That is the last piece. We use SAMHAIN as a FIM, of course Tripwire is there also as a secondary FIM.

My Webservers are behind a Firewall, load balancers, a caching (squid) reverse proxy, a Web Application Firewall, another Apache Proxy server for Static content and then a modperl webserver. Then on anything that deals with CHD, our APIs won't even work with anything intercepting the info... as the data has to be "blessed properly and pure" and only over SSL.

The APIs are behind three firewalls, behind two layers of NAT, three layers of ACL and have to prove they are whom they say they are every time.

Auditors and external scanners jobs are to help us get through the scan remediation and to get things taken care of satisfactorily.

Our current auditor is an idiot to the extreme, with no ability to communicate. He can help if he pays attention, but seriously... we are 6 months out of compliance with out AoC, but we have had a "pending" one for 6 months. Which while its good enough for temporary use, one bank in Canada is about ready to start fining us.

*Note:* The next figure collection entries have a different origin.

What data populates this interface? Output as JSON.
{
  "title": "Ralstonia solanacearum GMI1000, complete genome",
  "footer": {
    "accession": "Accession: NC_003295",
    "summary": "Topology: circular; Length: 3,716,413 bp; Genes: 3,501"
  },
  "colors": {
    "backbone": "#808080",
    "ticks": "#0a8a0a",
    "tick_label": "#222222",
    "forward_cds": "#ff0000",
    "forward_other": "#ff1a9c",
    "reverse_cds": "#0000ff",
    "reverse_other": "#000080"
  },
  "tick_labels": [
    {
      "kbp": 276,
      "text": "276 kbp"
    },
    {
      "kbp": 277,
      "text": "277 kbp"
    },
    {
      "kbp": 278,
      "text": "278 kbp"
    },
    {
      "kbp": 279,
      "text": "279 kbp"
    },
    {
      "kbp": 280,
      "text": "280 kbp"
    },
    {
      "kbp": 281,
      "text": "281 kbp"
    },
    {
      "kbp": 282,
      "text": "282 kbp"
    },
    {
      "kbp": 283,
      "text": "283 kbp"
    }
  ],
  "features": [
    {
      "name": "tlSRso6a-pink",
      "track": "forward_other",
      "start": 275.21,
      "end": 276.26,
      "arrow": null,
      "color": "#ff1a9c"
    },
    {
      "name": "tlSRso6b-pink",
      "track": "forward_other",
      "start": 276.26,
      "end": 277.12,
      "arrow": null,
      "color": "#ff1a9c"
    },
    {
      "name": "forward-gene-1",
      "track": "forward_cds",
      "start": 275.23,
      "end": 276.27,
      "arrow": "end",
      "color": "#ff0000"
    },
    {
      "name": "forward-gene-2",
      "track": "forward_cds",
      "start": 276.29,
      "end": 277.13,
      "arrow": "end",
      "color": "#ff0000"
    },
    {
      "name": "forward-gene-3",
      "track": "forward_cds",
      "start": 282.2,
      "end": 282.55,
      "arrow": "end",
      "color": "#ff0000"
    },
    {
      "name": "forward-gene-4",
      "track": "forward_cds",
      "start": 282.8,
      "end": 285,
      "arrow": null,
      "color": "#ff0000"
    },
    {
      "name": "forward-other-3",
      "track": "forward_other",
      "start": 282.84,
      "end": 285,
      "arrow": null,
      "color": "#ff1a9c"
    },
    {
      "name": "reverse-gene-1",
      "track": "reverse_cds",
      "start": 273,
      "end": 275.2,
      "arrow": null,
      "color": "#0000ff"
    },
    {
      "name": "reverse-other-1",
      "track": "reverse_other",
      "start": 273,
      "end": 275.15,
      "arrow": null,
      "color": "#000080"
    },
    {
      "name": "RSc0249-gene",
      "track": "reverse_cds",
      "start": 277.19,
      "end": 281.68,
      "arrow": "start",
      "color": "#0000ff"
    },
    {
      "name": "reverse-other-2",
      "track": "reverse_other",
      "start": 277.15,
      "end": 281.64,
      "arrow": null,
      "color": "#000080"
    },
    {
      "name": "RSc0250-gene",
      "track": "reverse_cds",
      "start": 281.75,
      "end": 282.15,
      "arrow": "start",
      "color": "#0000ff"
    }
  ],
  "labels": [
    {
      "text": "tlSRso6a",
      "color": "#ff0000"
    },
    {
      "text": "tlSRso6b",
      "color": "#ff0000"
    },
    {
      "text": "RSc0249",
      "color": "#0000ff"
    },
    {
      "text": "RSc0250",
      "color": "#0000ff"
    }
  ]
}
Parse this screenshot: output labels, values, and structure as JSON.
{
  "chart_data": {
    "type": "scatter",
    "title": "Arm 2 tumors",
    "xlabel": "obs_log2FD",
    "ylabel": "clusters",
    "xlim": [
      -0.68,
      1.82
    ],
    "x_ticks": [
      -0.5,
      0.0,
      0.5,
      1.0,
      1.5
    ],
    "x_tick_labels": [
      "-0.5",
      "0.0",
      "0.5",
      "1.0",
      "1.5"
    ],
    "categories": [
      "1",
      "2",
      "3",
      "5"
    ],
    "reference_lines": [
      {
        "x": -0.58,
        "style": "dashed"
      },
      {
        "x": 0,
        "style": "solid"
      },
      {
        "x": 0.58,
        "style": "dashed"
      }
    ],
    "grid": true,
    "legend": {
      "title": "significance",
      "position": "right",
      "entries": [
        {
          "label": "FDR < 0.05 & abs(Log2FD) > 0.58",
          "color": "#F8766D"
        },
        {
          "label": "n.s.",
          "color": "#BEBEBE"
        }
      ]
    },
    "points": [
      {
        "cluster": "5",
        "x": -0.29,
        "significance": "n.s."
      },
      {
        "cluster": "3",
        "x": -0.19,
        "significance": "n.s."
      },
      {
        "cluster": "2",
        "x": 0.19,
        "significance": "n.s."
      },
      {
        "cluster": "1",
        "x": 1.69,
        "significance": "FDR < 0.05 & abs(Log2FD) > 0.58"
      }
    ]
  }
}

I got the last, last, last, last, last, task of the ever moving task list done Friday.

I only added about 400 IPTables rules and 17 chains related to them. GRAH! Our IPTables was only 300 rules to begin with and caused no problems. "Spirit of the regulations" are what is expected... not "Letter of the Regulations".

Anyway, this is a serious OOOGA-BOOOOGA, since we don't even have install-able compilers available to the machines the web-servers live on.